Couture at home
Textiles and apparel students find new ways to create, celebrate collections
AUSTIN — When Ellie Dunn saw a flyer advertising the annual UT Fashion Show while on a campus tour, she was immediately sold on where she would attend college.
The show, free to the public at the Frank Erwin Center and broadcast live on the Longhorn Network, gives textiles and apparel students a platform to share their collections with friends, family and viewers across the country. It’s a celebration of hard work — one that Dunn said she’s dreamed about participating in ever since seeing that flyer.
But because of the coronavirus pandemic, the garments created by Dunn and her peers did not see the runway as they were initially scheduled to on April 23.
With the pandemic also jeopardizing her summer celebrity styling internship, Dunn, a textiles and apparel junior, worries the show’s cancellation could have professional implications.
“I think in terms of finding jobs, (the show was) something that we all were really going to use to our advantage, like, ‘Hey, here’s an hour-long runway show of my designs and my friends’ designs,’” Dunn said. “It’s something that our portfolio was going to be completely based upon.”
Students who planned on participating in the show could still complete their collections remotely, but Emilia Fishburn, a textiles and apparel senior, said she thinks spirits have been low.
“We’re less connected to our work because there was … all this hype about something that’s going to happen, all these people are going to get to see it and now that’s all gone,” Fishburn said. “It kind of feels like, ‘What are we designing for?’”
UT loaned sewing machines to those who don’t have one at home, Fishburn said. But without the materials provided in on-campus labs, Dunn said it was sometimes challenging to get work done.
“When I run out of thread in the lab, I can just go borrow someone’s, or if I don’t have my scissors in the lab, I can go borrow someone’s,” Dunn said. “There’s a lot of little things that if I run out of here, I’m going to have to reorder them, ship them, so there’s such a timing issue.”
Dunn said working from home allowed her to focus better, but she said she missed the connection and support she enjoyed in the lab with peers.
“Being in a lab with the people that have become my best friends over these last three years makes it so much more fun to sew,” Dunn said. “Sewing can be really, really frustrating, so I think being alone is really challenging. It probably helps me focus better, but I think not having the support is going to be really, really hard.”
One garment Dunn said she would have been proud to spotlight in the canceled show is her couture piece: a hand-sewn bridal pantsuit. Dunn, who hopes to be a stylist, said the pantsuit and other four designs in her collection reflect her personal style.
“I sort of took my collection and made pieces that I would dress clients in if I were a stylist,” Dunn said. “I really put my style in there, what I would be wearing on a daily basis — my favorite fabrics, my favorite silhouettes.”
Fishburn said her collection is inspired by American suffragist and fashion advocate Amelia Bloomer and her revolutionary Turkish dress. She said she hoped her collection would communicate a “subtle playfulness” on the runway.
“(The Turkish dress) was the first generation of pants to be introduced to a woman’s wardrobe in the 1800s during the Seneca Falls Convention,” Fishburn said. “(Bloomer) wears them and then everyone starts adopting this dress, and it kind of liberates women, and they’re able to ride bikes now because they don’t have all these layers of dresses.”
Once shelter-in-place restrictions relaxed in her hometown of Oklahoma City, Dunn took pictures of friends modeling her designs.

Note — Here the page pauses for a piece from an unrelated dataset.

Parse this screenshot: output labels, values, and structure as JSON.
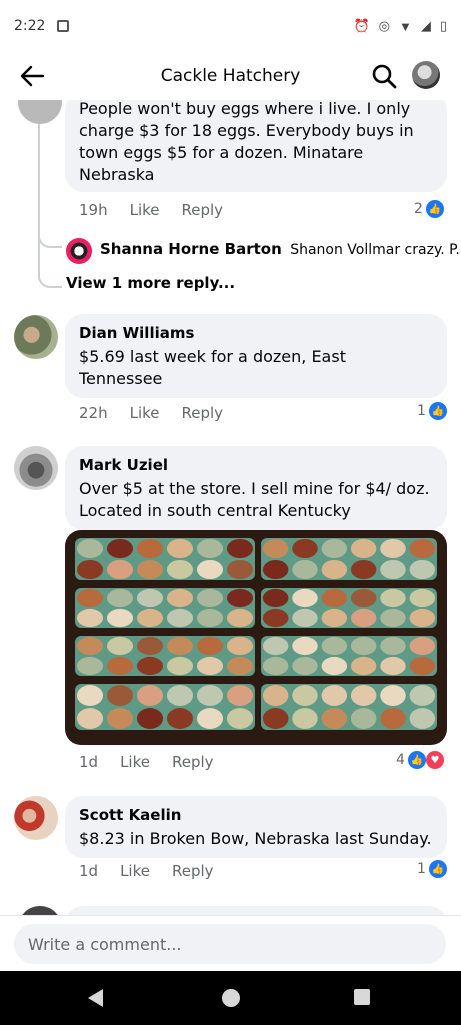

When things return to normalcy in Texas, Fishburn said she hopes to collaborate with other classmates to put on their own “bootleg parking lot show” and showcase their designs to friends and family.
“Everyone’s just going to have to get creative if they want to showcase it, sooner rather than later,” Fishburn said.
Staff and faculty members in the Textiles and Apparel Program are also developing methods to showcase students’ designs. Lecturer Katherine Polston, who directs the fashion show, said they are building a website called www.UTAustinFashionShow.com, which will feature the students’ garments. Those interested in UT Fashion can also follow the students’ work on Instagram @UTFashionShow and Facebook @UTAustinFashion, Polston said.
“The fashion show has been a longtime signature event by and for the Textiles and Apparel Program students and for the School of Human Ecology,” Stephen Russell, director of the School of Human Ecology, said in an email. “We regret that due to the pandemic, we were unable to hold a show this year with our graduating seniors.”
Despite her concerns and challenges, Dunn said spending time at home has been a welcomed change in pace from her usual design classes. She also said the pandemic has put many things in her life into perspective.
“We work so hard all the time, and we’re always sewing, and we’re always doing our other classes,” Dunn said. “It’s such a time commitment, so being able to have all this time to just stop and think about everything we do. It’s definitely made me realize that I need to slow down and that I don’t have to go 100 miles a minute.”